Public attention has been focused on the technology’s sensationalised, purely conceptual capabilities. The Neuralink clinical trials, pertaining strictly to the technology’s capacity to serve paralysis patients, are set to take six years. By the end of the decade, the company hopes to release its product on the market for the aforementioned population. It will be quite a few years before Neuralink’s conceptual end goal of AI and human unification is actualised, if ever.

Despite the dubious potentiality of Neuralink’s BCI becoming a technology for the general public, Musk’s sensationalism of the project has raised concerns regarding data collection, hyper-surveillance, and neuroethics. The aspirations of Neuralink are representative of technocracy’s culmination—the insertion of a foreign object in the human mind, operated by a technological conglomerate, which would biologically merge users and data collection. The potentiality for abuse is astronomical, yet still very much hypothetical.

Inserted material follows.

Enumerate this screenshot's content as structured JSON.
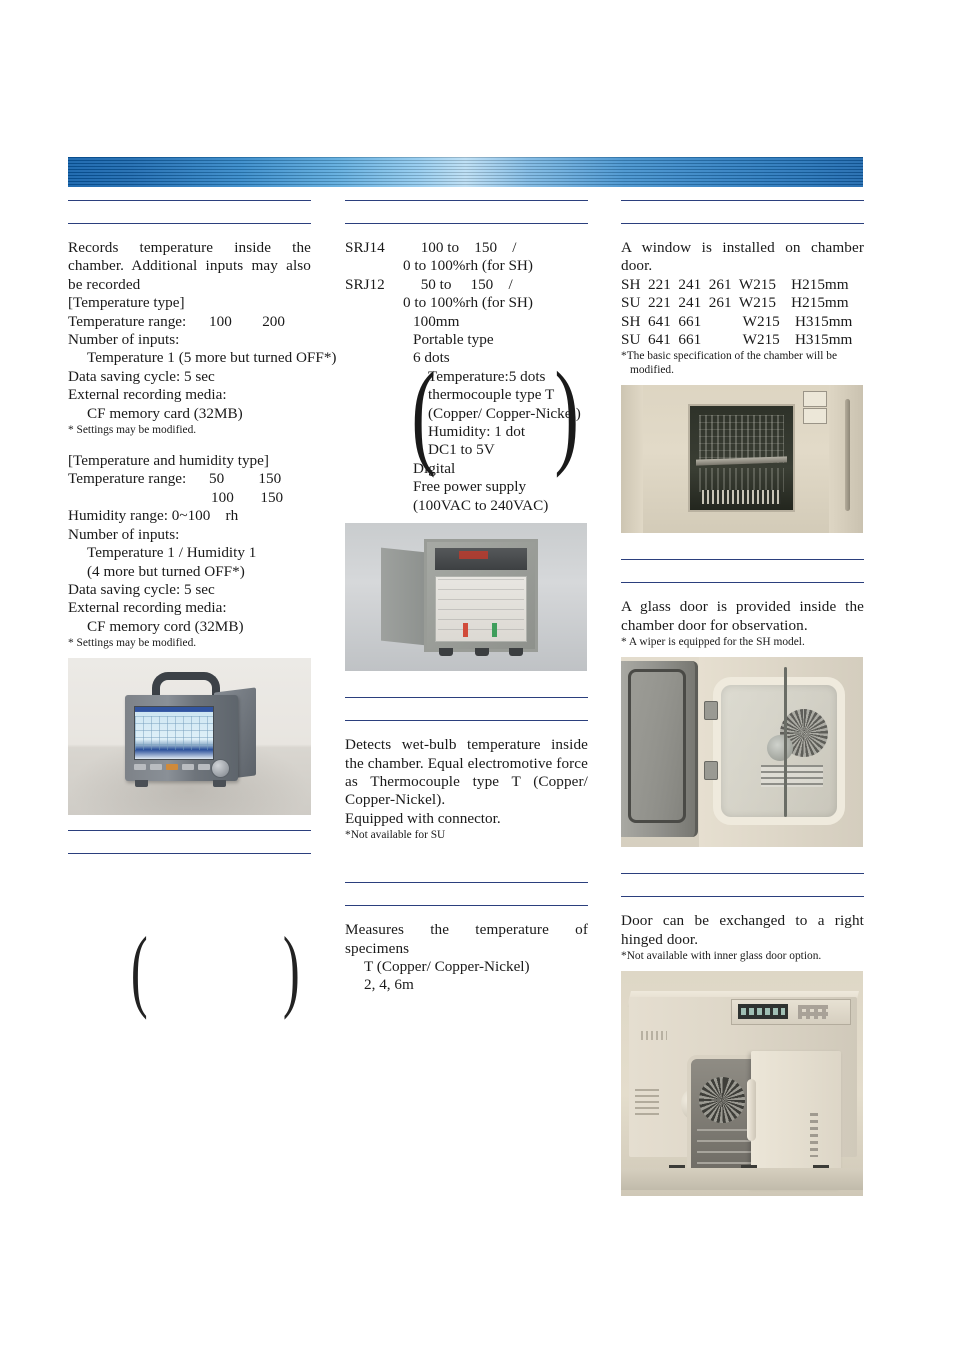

Companies, such as the Toronto-based Muse have already released EEG-based BCIs marketed towards “corporate wellness,” which monitors focus levels. These are not implanted into the brain and can measure the electrical activity in the brain. A crucial limitation of Muse’s technology is its inability to determine exactly what users are focused on, unlike implantable BCIs, which work beyond this limitation. The capacity of Neuralink’s BCI utilised in the corporate sphere, is a single, hypothetical example of the technology’s potentiality for abuse.

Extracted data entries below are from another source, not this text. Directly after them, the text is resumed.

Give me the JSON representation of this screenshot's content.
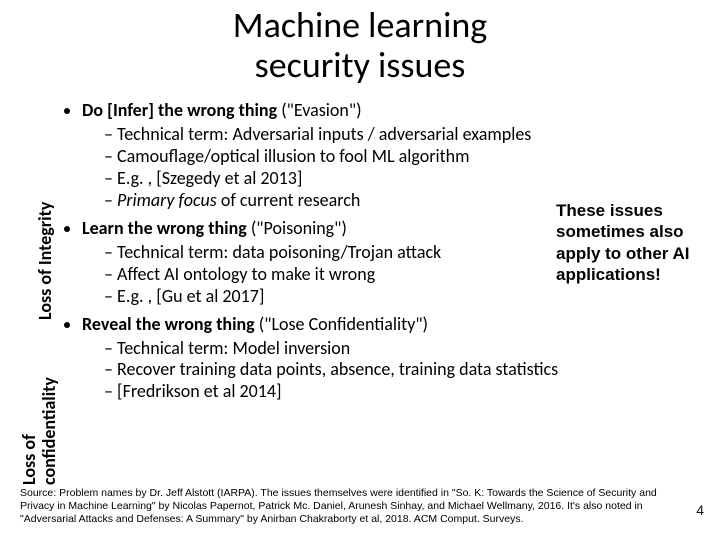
{
  "title": {
    "line1": "Machine learning",
    "line2": "security issues"
  },
  "side_labels": {
    "integrity": "Loss of Integrity",
    "conf_line1": "Loss of",
    "conf_line2": "confidentiality"
  },
  "bullets": [
    {
      "heading_bold": "Do [Infer] the wrong thing ",
      "heading_rest": "(\"Evasion\")",
      "subs": [
        "Technical term: Adversarial inputs / adversarial examples",
        "Camouflage/optical illusion to fool ML algorithm",
        "E.g. , [Szegedy et al 2013]",
        ""
      ],
      "subs_prefix": {
        "3": ""
      },
      "subs_em": {
        "3": "Primary focus"
      },
      "subs_suffix": {
        "3": " of current research"
      }
    },
    {
      "heading_bold": "Learn the wrong thing ",
      "heading_rest": "(\"Poisoning\")",
      "subs": [
        "Technical term: data poisoning/Trojan attack",
        "Affect AI ontology to make it wrong",
        "E.g. , [Gu et al 2017]"
      ]
    },
    {
      "heading_bold": "Reveal the wrong thing ",
      "heading_rest": "(\"Lose Confidentiality\")",
      "subs": [
        "Technical term: Model inversion",
        "Recover training data points, absence, training data statistics",
        "[Fredrikson et al 2014]"
      ]
    }
  ],
  "callout": "These issues sometimes also apply to other AI applications!",
  "source": "Source: Problem names by Dr. Jeff Alstott (IARPA). The issues themselves were identified in \"So. K: Towards the Science of Security and Privacy in Machine Learning\" by Nicolas Papernot, Patrick Mc. Daniel, Arunesh Sinhay, and Michael Wellmany, 2016. It's also noted in \"Adversarial Attacks and Defenses: A Summary\" by Anirban Chakraborty et al, 2018. ACM Comput. Surveys.",
  "page_number": "4"
}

Miguel Nicolelis, a neuroscience professor at Duke University, expresses that there is no place in the public market for cosmetic BCIs or the invasive surgery technology demands. As one would expect, engaging in competition with AI by means of cosmetic brain surgery and an unprecedented breach of personal security is not an attractive proposition for the general public. Less attractive are their encroachments upon the corporate sphere.

One must hope that Neuralink’s invasive brain-computer interface has a trajectory similar to Google Glass—confined to domains that appreciate its strengths and are rejected by the public on the basis of its frivolity.